To convert the binary data into a string, you need to take into account the character encoding of the data, such as shown in this code fragment:

@ProcessInput
public void process(StreamEvent myStreamEvent) {
  String event = Charsets.UTF_8.decode(myStreamEvent.getBody()).toString();
...
}

🔗Stream Time-To-Live (TTL)

Streams are persisted by CDAP, and once an event has been sent to a stream, by default it never expires. The Time-To-Live (TTL, specified in seconds) property governs how long an event is valid for consumption since it was written to the stream. The default TTL for all streams is infinite, meaning that events will never expire. The TTL property of a stream can be changed, using the Stream HTTP RESTful API, the StreamClient of the Java Client API, or by using the Command Line Interface.

🔗Truncating and Deleting a Stream

Streams can be truncated, which means deleting all events that were ever written to the stream. This is permanent and cannot be undone. They can be truncated using the Stream HTTP RESTful API, the StreamClient of the Java Client API, or by using the Command Line Interface.

Deleting a stream means deleting the endpoint so that events can no longer be written to it. This is permanent and cannot be undone. If another stream is created with the same name, it will not return any of the previous stream's events.

🔗Stream Notifications

Streams publish notifications internally to CDAP when they ingest data. The increment of data that they have to ingest in order for a notification to be published is defined by the notification.threshold.mb configuration of a stream, and can be changed using the Stream HTTP RESTful API, the StreamClient of the Java Client API, or by using the Command Line Interface. When creating a stream, by default the threshold is set to the value of stream.notification.threshold in the cdap-site.xml.

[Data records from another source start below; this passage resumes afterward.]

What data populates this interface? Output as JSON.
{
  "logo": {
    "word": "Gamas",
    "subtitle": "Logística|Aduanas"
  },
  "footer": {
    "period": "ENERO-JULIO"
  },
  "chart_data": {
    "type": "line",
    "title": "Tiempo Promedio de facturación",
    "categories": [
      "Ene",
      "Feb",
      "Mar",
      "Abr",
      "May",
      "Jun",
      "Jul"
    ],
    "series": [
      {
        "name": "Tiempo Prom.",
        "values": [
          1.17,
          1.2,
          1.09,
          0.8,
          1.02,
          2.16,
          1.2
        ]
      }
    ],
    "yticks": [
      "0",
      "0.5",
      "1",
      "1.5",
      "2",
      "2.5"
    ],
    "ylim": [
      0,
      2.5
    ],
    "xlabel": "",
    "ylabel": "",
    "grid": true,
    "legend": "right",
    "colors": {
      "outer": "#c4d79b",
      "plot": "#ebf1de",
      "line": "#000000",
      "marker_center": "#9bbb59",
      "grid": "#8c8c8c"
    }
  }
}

The notifications describe the absolute size of events ever ingested by a stream, and as such, they will always describe increasing data size. In particular, they do not reset when the stream is truncated, and they do not decrease when part of the data ingested by the stream has reach the TTL.

Stream-size notifications are used by stream-size schedules.

🔗Stream Examples

Streams are included in just about every CDAP application, tutorial, guide or example.

  • The simplest example, Hello World, demonstrates using a stream to ingest a name into a dataset.
  • For an example of pushing events to a stream, see the Purchase example and its CDAP CLI command that injects data to a stream.
  • For an example of reading events from a stream, see the Purchase example, where the class PurchaseStreamReader reads events from a stream.
  • For an example of reading from a stream with a MapReduce program, see the Batch Data Processing with CDAP, where the class TopClientsMapReduce reads events from a stream using the method Input.ofStream().